[Carver Apartments via You-Are-Here; Star Apartments rendering via NYT]
New York Times architecture critic Nicolai Ouroussoff raved last week about Silver Lake-based architect Michael Maltzan's Carver Apartments at Seventeenth and Hope, a recently-completed collaboration with the Skid Row Housing Trust. Ouroussoff says Maltzan "may be the only American architect of his stature with significant experience" in low-income and supportive housing, and that his designs "are remarkable for their architectural sophistication and their spirit of public service." The Trust's director told the NYT that the Rainbow Apartments, Maltzan's first collaboration with the Trust, where the design helped inspire yoga classes and a gardening club, made the organization realize how therapeutic architecture could be: "What we started to learn is how the design can help people get stabilized as a community. For us the building became part of the recovery."

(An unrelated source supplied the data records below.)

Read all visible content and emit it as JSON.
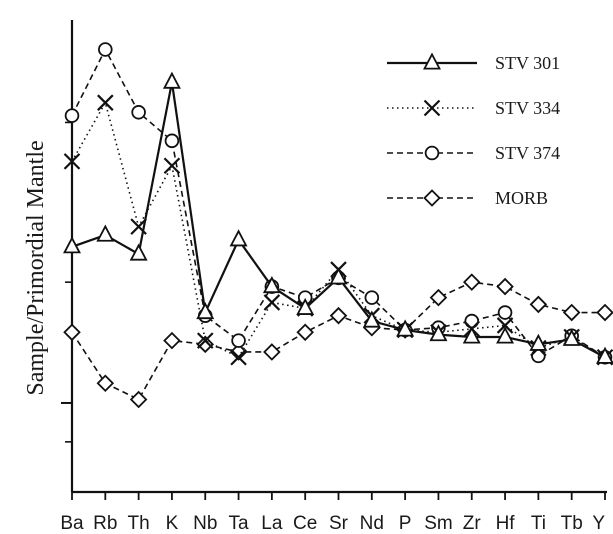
{
  "chart_data": {
    "type": "line",
    "title": "",
    "xlabel": "",
    "ylabel": "Sample/Primordial Mantle",
    "y_scale": "log",
    "y_tick_labels_shown": false,
    "grid": false,
    "legend_position": "top-right",
    "categories": [
      "Ba",
      "Rb",
      "Th",
      "K",
      "Nb",
      "Ta",
      "La",
      "Ce",
      "Sr",
      "Nd",
      "P",
      "Sm",
      "Zr",
      "Hf",
      "Ti",
      "Tb",
      "Y"
    ],
    "ylim": [
      0.6,
      9
    ],
    "series": [
      {
        "name": "STV 301",
        "marker": "triangle",
        "line": "solid",
        "color": "#111111",
        "values": [
          2.45,
          2.62,
          2.35,
          6.3,
          1.68,
          2.55,
          1.95,
          1.72,
          2.05,
          1.6,
          1.52,
          1.48,
          1.46,
          1.46,
          1.4,
          1.44,
          1.3
        ]
      },
      {
        "name": "STV 334",
        "marker": "x",
        "line": "dotted",
        "color": "#111111",
        "values": [
          4.0,
          5.6,
          2.75,
          3.9,
          1.43,
          1.3,
          1.78,
          1.72,
          2.15,
          1.65,
          1.52,
          1.5,
          1.53,
          1.56,
          1.37,
          1.46,
          1.3
        ]
      },
      {
        "name": "STV 374",
        "marker": "circle",
        "line": "dashed",
        "color": "#111111",
        "values": [
          5.2,
          7.6,
          5.3,
          4.5,
          1.65,
          1.43,
          1.95,
          1.83,
          2.05,
          1.83,
          1.52,
          1.54,
          1.6,
          1.68,
          1.31,
          1.47,
          1.3
        ]
      },
      {
        "name": "MORB",
        "marker": "diamond",
        "line": "dashed",
        "color": "#111111",
        "values": [
          1.5,
          1.12,
          1.02,
          1.43,
          1.4,
          1.34,
          1.34,
          1.5,
          1.65,
          1.54,
          1.52,
          1.83,
          2.0,
          1.95,
          1.76,
          1.68,
          1.68
        ]
      }
    ]
  }
}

Ouroussoff writes that the Carver building "makes visible, through its strong architectural form, a group of people that many in our society would often prefer to ignore." He commends its curved facade that pulls visitors to the entrance, and the laundry and community room, which overlooks the 10 freeway: "The window is made of acoustical glass, so that even at midday the noise is reduced to a soft hum. But it is so close to the passing cars that at rush hour, when traffic is barely moving, tenants and drivers can make direct and prolonged eye contact."
Maltzan's next Trust project is the Star Apartments (above right), a four story mixed-use for the corner of Sixth Street and Maple. According to a Trust newsletter (link goes to a pdf), it will include retail, parking, social service offices, and residential units for homeless men and women, and low-income individuals. Ouroussoff calls the design "an elegant composition of prefabricated blocks."